Die Menschen ein bisschen glücklicher machen
HEILBRONN: Professor Ralf Bochert wirbt für Vielfalt von Kennzeichen - Studie der Heilbronner Hochschule: 71 Prozent wollen altes Schild zurück
Die Wiedereinführung auslaufender Kennzeichen sei keine Frage des Könnens, sondern des politischen Willens, sagt Bochert. Zusammen mit Studenten des Studiengangs Tourismusmanagement wurden mehr als 11 000 Menschen in 51 Städten befragt, deren Ortskürzel sich nicht mehr auf dem Nummernschild findet. Auch in den baden-württembergischen Städten Leonberg, Crailsheim, Schwäbisch Gmünd, Tettnang und Nürtingen wollten die Heilbronner wissen, ob sie ihr Alt-Kennzeichen zurückhaben wollen, denn LEO, CR, GD, NT und TT waren im Zuge der Kreisreform vor 37 Jahren verschwunden. Die Ergebnisse der Studie, die Ende Juni vorgestellt wurde, waren eindeutig: 71 Prozent der Befragten in den baden-württembergischen Städten hätten gerne ihr Alt-Kennzeichen zurück, nur 14 Prozent waren dagegen. Bundesweit lag die Zustimmung sogar noch um zwei Prozentpunkte höher.
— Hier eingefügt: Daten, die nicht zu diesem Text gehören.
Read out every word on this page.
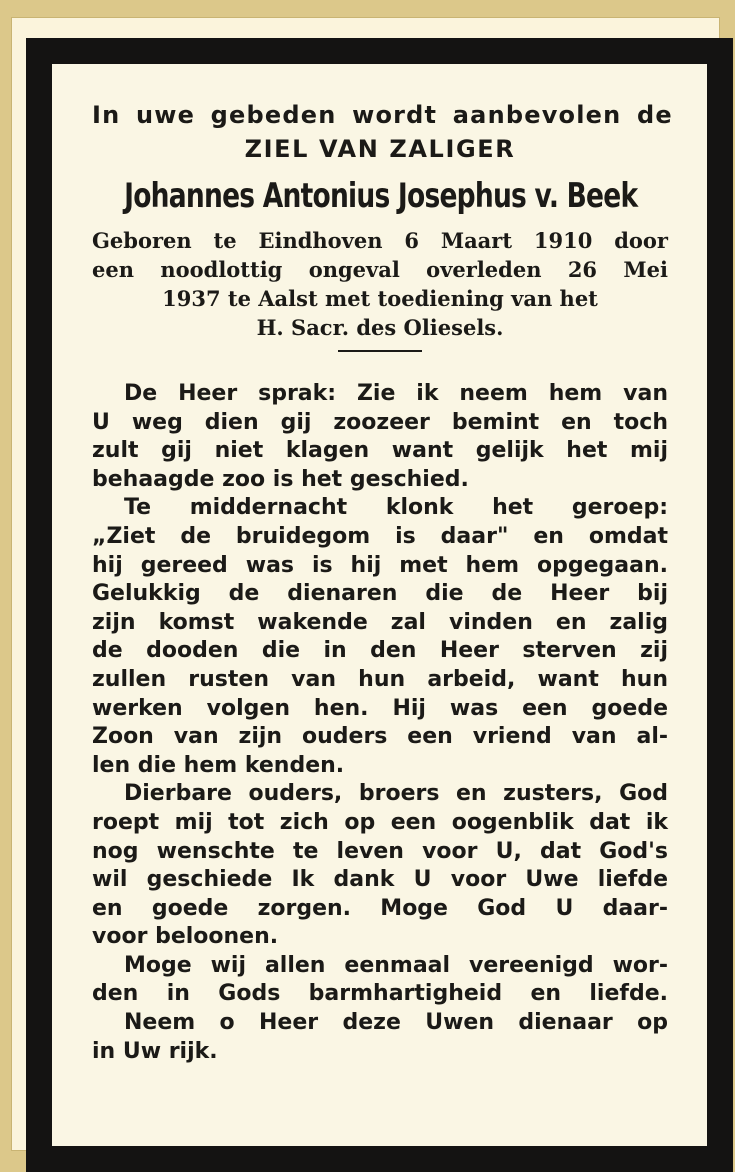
In uwe gebeden wordt aanbevolen de
ZIEL VAN ZALIGER
Johannes Antonius Josephus v. Beek
Geboren te Eindhoven 6 Maart 1910 door
een noodlottig ongeval overleden 26 Mei
1937 te Aalst met toediening van het
H. Sacr. des Oliesels.
De Heer sprak: Zie ik neem hem van
U weg dien gij zoozeer bemint en toch
zult gij niet klagen want gelijk het mij
behaagde zoo is het geschied.
Te middernacht klonk het geroep:
„Ziet de bruidegom is daar" en omdat
hij gereed was is hij met hem opgegaan.
Gelukkig de dienaren die de Heer bij
zijn komst wakende zal vinden en zalig
de dooden die in den Heer sterven zij
zullen rusten van hun arbeid, want hun
werken volgen hen. Hij was een goede
Zoon van zijn ouders een vriend van al-
len die hem kenden.
Dierbare ouders, broers en zusters, God
roept mij tot zich op een oogenblik dat ik
nog wenschte te leven voor U, dat God's
wil geschiede Ik dank U voor Uwe liefde
en goede zorgen. Moge God U daar-
voor beloonen.
Moge wij allen eenmaal vereenigd wor-
den in Gods barmhartigheid en liefde.
Neem o Heer deze Uwen dienaar op
in Uw rijk.
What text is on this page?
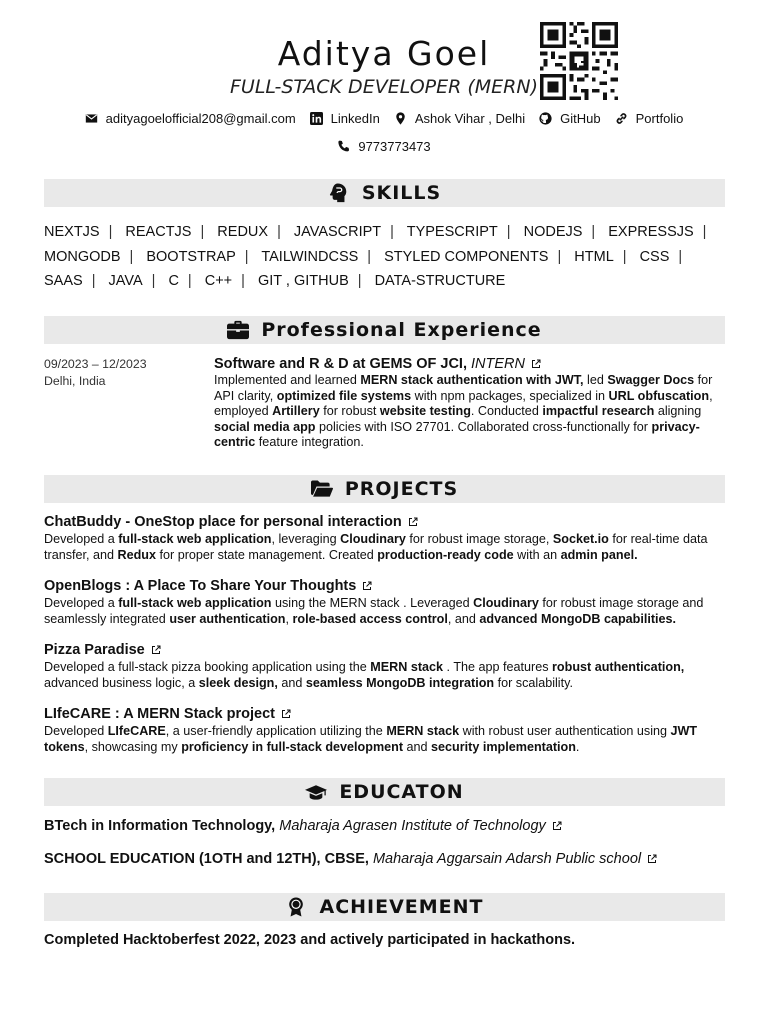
Aditya Goel
FULL-STACK DEVELOPER (MERN)
adityagoelofficial208@gmail.com	LinkedIn	Ashok Vihar , Delhi	GitHub	Portfolio
9773773473
SKILLS
NEXTJS | REACTJS | REDUX | JAVASCRIPT | TYPESCRIPT | NODEJS | EXPRESSJS | MONGODB | BOOTSTRAP | TAILWINDCSS | STYLED COMPONENTS | HTML | CSS | SAAS | JAVA | C | C++ | GIT , GITHUB | DATA-STRUCTURE
Professional Experience
09/2023 – 12/2023
Delhi, India
Software and R & D at GEMS OF JCI, INTERN
Implemented and learned MERN stack authentication with JWT, led Swagger Docs for API clarity, optimized file systems with npm packages, specialized in URL obfuscation, employed Artillery for robust website testing. Conducted impactful research aligning social media app policies with ISO 27701. Collaborated cross-functionally for privacy-centric feature integration.
PROJECTS
ChatBuddy - OneStop place for personal interaction
Developed a full-stack web application, leveraging Cloudinary for robust image storage, Socket.io for real-time data transfer, and Redux for proper state management. Created production-ready code with an admin panel.
OpenBlogs : A Place To Share Your Thoughts
Developed a full-stack web application using the MERN stack . Leveraged Cloudinary for robust image storage and seamlessly integrated user authentication, role-based access control, and advanced MongoDB capabilities.
Pizza Paradise
Developed a full-stack pizza booking application using the MERN stack . The app features robust authentication, advanced business logic, a sleek design, and seamless MongoDB integration for scalability.
LIfeCARE : A MERN Stack project
Developed LIfeCARE, a user-friendly application utilizing the MERN stack with robust user authentication using JWT tokens, showcasing my proficiency in full-stack development and security implementation.
EDUCATON
BTech in Information Technology, Maharaja Agrasen Institute of Technology
SCHOOL EDUCATION (1OTH and 12TH), CBSE, Maharaja Aggarsain Adarsh Public school
ACHIEVEMENT
Completed Hacktoberfest 2022, 2023 and actively participated in hackathons.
Jüngere fürs Alt-Kennzeichen
Was den Professor für Volkswirtschaftslehre und Destinationsmanagement besonders erstaunt hat: Vor allem die 16- bis 30-Jährigen sprachen sich für das Alt-Kennzeichen aus. Bochert, 1961 in Bremen geboren und seit 1995 Professor an der Hochschule Heilbronn, hat jetzt die „Initiative Kennzeichenliberalisierung“ gestartet. Die Schilder seien ein Identitätsmerkmal, mit dem man Heimatverbundenheit zeige und sie seien kostenlose Werbeträger. Städte mit einem eigenen Kfz-Kennzeichen würden anders eingeordnet, meint der Wissenschaftler. Er hält es geradezu für „grotesk“, dass Nürtinger Bürger quasi das Esslinger Stadtmarketing mitfinanzieren, weil sie mit dem ES-Kennzeichen herumfahren. Das ES bringe man eher mit der Stadt Esslingen und weniger mit dem Landkreis in Verbindung, meint er.
Schon mehr als 100 Städte
Die entscheidende Frage sei immer, ob das Kennzeichen politisch gewollt ist, sagt der Wissenschaftler. Und er betont: „Es geht nicht darum, die Aufgabenverteilung und die verwaltungsbezogene Einheit der Landkreise in Frage zu stellen.“ Mehr als 100 deutsche Städte haben Bochert gegenüber inzwischen ihr Interesse am „Hanauer Modell“ bekundet. Im hessischen Main-Kinzig-Kreis wird großteils mit MKK gefahren, die Hanauer haben aber ihr HU-Schild. In Hanau wurde zuerst auf Kommunalebene entschieden, danach einigte man sich mit dem Landkreis, bis die Entscheidung für die zwei Kennzeichen auf Landes- und Bundesebene abgenickt wurde. „Dieses Modell funktioniert in der Realität, es ist gesetzeskonform und kann übertragen werden“, stellt Bochert klar.
In zwölf Städten stellen die Mitarbeiter der Heilbronner Studie die Idee vor. Der Rest sei Sache der Kommunen. Für änderungswillige Städte ist in Zeiten knapper Kassen eines wichtig: Es darf nichts kosten. Für sie hat der Heilbronner Professor eine gute Nachricht. Denn bei der Initiative handelt es sich um ein Forschungsprojekt. Für eine Zuarbeit der Hochschule fallen keine Kosten an.